There were some aspects I knew. His mother. She was still alive when I was a child, a terrifying woman, just like my other grandmother. Violent, both of them. Two women who had hardened during the war and were unable to change. Their husbands: one disappeared somewhere on the eastern front, the other a kind and quiet man. These women were all hardness and social form, even when they cared for you. Especially when they cared for you. Mothers who constantly require workaround communication, even when you’re over fifty. Mothers you can’t stop running from, but can’t get away from.

But there was also so much that was new in these diaries, so much that did not, could not, become part of what fathers of his generation ever told their daughters, as a truth about themselves, or even just as a joke about the old days.
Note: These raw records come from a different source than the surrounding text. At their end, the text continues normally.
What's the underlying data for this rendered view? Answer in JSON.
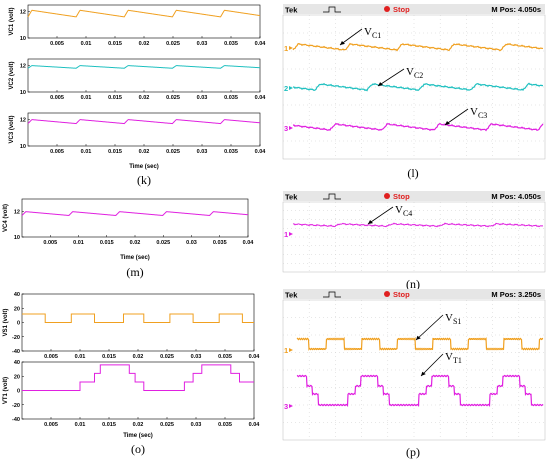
{
  "colors": {
    "vc1": "#f0a020",
    "vc2": "#1fc0c0",
    "vc3": "#e020e0",
    "scope_grid": "#cfcfcf",
    "scope_bar": "#e6e6e6",
    "stop_dot": "#e02020"
  },
  "chart_data": [
    {
      "id": "k",
      "type": "line",
      "panel_label": "(k)",
      "xlabel": "Time (sec)",
      "xlim": [
        0,
        0.04
      ],
      "x_ticks": [
        "0.005",
        "0.01",
        "0.015",
        "0.02",
        "0.025",
        "0.03",
        "0.035",
        "0.04"
      ],
      "subplots": [
        {
          "ylabel": "VC1 (volt)",
          "ylim": [
            10,
            12.5
          ],
          "y_ticks": [
            "12",
            "10"
          ],
          "series": [
            {
              "name": "VC1",
              "ripple": [
                11.6,
                12.1
              ],
              "period": 0.0083
            }
          ]
        },
        {
          "ylabel": "VC2 (volt)",
          "ylim": [
            10,
            12.5
          ],
          "y_ticks": [
            "12",
            "10"
          ],
          "series": [
            {
              "name": "VC2",
              "ripple": [
                11.8,
                12.0
              ],
              "period": 0.0083
            }
          ]
        },
        {
          "ylabel": "VC3 (volt)",
          "ylim": [
            10,
            12.5
          ],
          "y_ticks": [
            "12",
            "10"
          ],
          "series": [
            {
              "name": "VC3",
              "ripple": [
                11.7,
                12.0
              ],
              "period": 0.0083
            }
          ]
        }
      ]
    },
    {
      "id": "l",
      "type": "oscilloscope",
      "panel_label": "(l)",
      "brand": "Tek",
      "status": "Stop",
      "mpos": "M Pos: 4.050s",
      "traces": [
        {
          "name": "VC1",
          "label_main": "V",
          "label_sub": "C1",
          "marker": "1"
        },
        {
          "name": "VC2",
          "label_main": "V",
          "label_sub": "C2",
          "marker": "2"
        },
        {
          "name": "VC3",
          "label_main": "V",
          "label_sub": "C3",
          "marker": "3"
        }
      ]
    },
    {
      "id": "m",
      "type": "line",
      "panel_label": "(m)",
      "xlabel": "Time (sec)",
      "ylabel": "VC4 (volt)",
      "xlim": [
        0,
        0.04
      ],
      "ylim": [
        10,
        13
      ],
      "x_ticks": [
        "0.005",
        "0.01",
        "0.015",
        "0.02",
        "0.025",
        "0.03",
        "0.035",
        "0.04"
      ],
      "y_ticks": [
        "12",
        "10"
      ],
      "series": [
        {
          "name": "VC4",
          "ripple": [
            11.7,
            12.0
          ],
          "period": 0.0083
        }
      ]
    },
    {
      "id": "n",
      "type": "oscilloscope",
      "panel_label": "(n)",
      "brand": "Tek",
      "status": "Stop",
      "mpos": "M Pos: 4.050s",
      "traces": [
        {
          "name": "VC4",
          "label_main": "V",
          "label_sub": "C4",
          "marker": "1"
        }
      ]
    },
    {
      "id": "o",
      "type": "line",
      "panel_label": "(o)",
      "xlabel": "Time (sec)",
      "xlim": [
        0,
        0.04
      ],
      "x_ticks": [
        "0.005",
        "0.01",
        "0.015",
        "0.02",
        "0.025",
        "0.03",
        "0.035",
        "0.04"
      ],
      "subplots": [
        {
          "ylabel": "VS1 (volt)",
          "ylim": [
            -40,
            40
          ],
          "y_ticks": [
            "40",
            "20",
            "0",
            "-20",
            "-40"
          ],
          "series": [
            {
              "name": "VS1",
              "levels": [
                0,
                12
              ],
              "type": "square"
            }
          ]
        },
        {
          "ylabel": "VT1 (volt)",
          "ylim": [
            -40,
            40
          ],
          "y_ticks": [
            "40",
            "20",
            "0",
            "-20",
            "-40"
          ],
          "series": [
            {
              "name": "VT1",
              "levels": [
                0,
                12,
                24,
                36
              ],
              "type": "staircase"
            }
          ]
        }
      ]
    },
    {
      "id": "p",
      "type": "oscilloscope",
      "panel_label": "(p)",
      "brand": "Tek",
      "status": "Stop",
      "mpos": "M Pos: 3.250s",
      "traces": [
        {
          "name": "VS1",
          "label_main": "V",
          "label_sub": "S1",
          "marker": "1"
        },
        {
          "name": "VT1",
          "label_main": "V",
          "label_sub": "T1",
          "marker": "3"
        }
      ]
    }
  ]
}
I wish I had found them while he was still alive (but then, oh well). Some things, you know, are really not mistakes, just consequences. Other things, well, you look into the past and see an inkling of what could have been a very different present. Not completely different, but different in important ways. Much less painful. Much less damaging. It makes you wonder, but then again, when you start wondering so many years later, it feels hollow and produces a strangely detached form of melancholy. Not more. But also: not less.

One of my brothers and I went through a lot of our father’s old stuff together. Things had to be moved, decisions had to be made. That was when the diaries appeared. We got lost for a moment in memories, in stories. Those bags full of books when he travelled, do you remember? The back of his car, a Citroen estate, always full of medicine and books. The many things he knew. The insatiable hunger to know more and more. The thousands of index cards on historical events that he would write, usually in the mornings when everyone else was asleep, hunched over his typewriter. How he would never stop lecturing. What we could have learned from him, if only he had chosen not to lecture, but to speak.

At one point we stopped telling our stories and looked at each other. You know, my brother said, it’s all very interesting, but to be honest: I didn’t like the man. He did terrible things to us and I don’t want to honour him by keeping so many of his things. He doesn’t deserve it. In the end we only kept a little. I’m curious as to whether we’ll ever think of that as a mistake.